The technology for fulfillment, like an ecosystem integration platform, where you can ensure products are in the right place, at the right time because applications and systems are integrated for real-time updates and coordination — that’s only half the battle. The other half is maintaining a brand that can continue to flourish as millions of shipments are being sent directly to customers. Not every one of those shipments will be perfect every single time unless you have some sort of strategy to ensure successful order fulfillment.
Risks for Manufacturers
Companies shifting to a D2C strategy are ultimately taking more control over their ecosystems and order fulfillment, but they also take on the risk of staking their brand reputation on the success of their D2C operations. But it doesn’t stop there. There are other risks associated with D2C strategies.
You have to be very careful, especially with companies that have high profile reputations and high expectations from consumers, when eliminating distribution points and product delivery endpoints. Those distribution and delivery endpoints are also used for product returns and exchanges. So, reverse logistics technology also becomes an issue when manufacturers not only have to figure out how to successfully deliver products to maintain brand reputation, but also how to successfully take products back when consumer expectations aren’t met.

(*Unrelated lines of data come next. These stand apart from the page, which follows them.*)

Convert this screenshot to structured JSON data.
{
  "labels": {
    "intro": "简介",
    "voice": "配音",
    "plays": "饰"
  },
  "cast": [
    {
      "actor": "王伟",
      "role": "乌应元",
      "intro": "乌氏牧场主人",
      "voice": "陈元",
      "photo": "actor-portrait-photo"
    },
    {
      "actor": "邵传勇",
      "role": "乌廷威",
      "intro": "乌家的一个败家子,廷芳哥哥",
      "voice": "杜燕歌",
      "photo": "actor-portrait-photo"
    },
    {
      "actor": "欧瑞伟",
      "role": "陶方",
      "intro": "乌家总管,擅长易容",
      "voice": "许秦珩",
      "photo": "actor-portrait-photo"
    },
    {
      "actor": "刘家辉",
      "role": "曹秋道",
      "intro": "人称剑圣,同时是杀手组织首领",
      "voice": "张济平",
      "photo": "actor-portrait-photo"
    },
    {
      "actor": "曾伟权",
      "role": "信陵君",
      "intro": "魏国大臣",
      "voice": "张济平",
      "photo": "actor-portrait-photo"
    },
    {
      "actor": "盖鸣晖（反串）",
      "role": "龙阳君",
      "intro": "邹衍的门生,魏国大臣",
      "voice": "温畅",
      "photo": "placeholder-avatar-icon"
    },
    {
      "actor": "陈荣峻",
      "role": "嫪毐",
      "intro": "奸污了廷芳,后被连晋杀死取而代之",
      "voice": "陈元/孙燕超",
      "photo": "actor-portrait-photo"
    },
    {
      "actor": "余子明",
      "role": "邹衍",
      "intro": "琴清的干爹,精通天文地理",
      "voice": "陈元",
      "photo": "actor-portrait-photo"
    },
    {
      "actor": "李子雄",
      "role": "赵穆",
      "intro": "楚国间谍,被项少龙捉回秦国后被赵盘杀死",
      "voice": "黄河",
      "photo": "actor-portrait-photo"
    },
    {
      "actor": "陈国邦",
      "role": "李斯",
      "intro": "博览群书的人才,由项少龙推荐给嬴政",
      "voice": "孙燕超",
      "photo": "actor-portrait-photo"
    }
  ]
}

Say a company uses the United States Postal Service to fulfill orders. Can a customer simply take the product back to the post office to return it in a prepaid package? Will the return shipping label already be printed out and included in the delivered product, or will the consumer have to print it out? If the company uses a private mail delivery service, will that service collect the returned products as well? On top of that, how will the manufacturer handle products once they are returned? They can’t turn the product around and re-sell it as a brand-new item. So, manufacturers need to figure out how to move their returned, potentially damaged or dysfunctional products.
These are the issues that must be figured out before D2C initiatives can be undertaken successfully. (Managing returns is one of the things Amazon.com Inc. is doing really well by engaging Kohl’s Corp. as a partner to accept returned products in-store, for example.)
Rewards of D2C Success
The risks associated with D2C manufacturing and retail strategies aren’t without reward. D2C is great for improving company margins, because organizations are so close to consumers’ experiences purchasing their products they’ll have a better idea of what the consumer wants and can meet those expectations. This enables manufacturers to sell their products at a premium because they aren’t paying for in-store advertisements or display space.
That said, when disruptions occur like natural disasters, global pandemics or even something as small as resolving a negative customer experience, it’s critical to have strategies and solutions in place to manage and control the impact of those upsets without inconveniencing the customer.
Frank Kenney is director of market strategy at Cleo.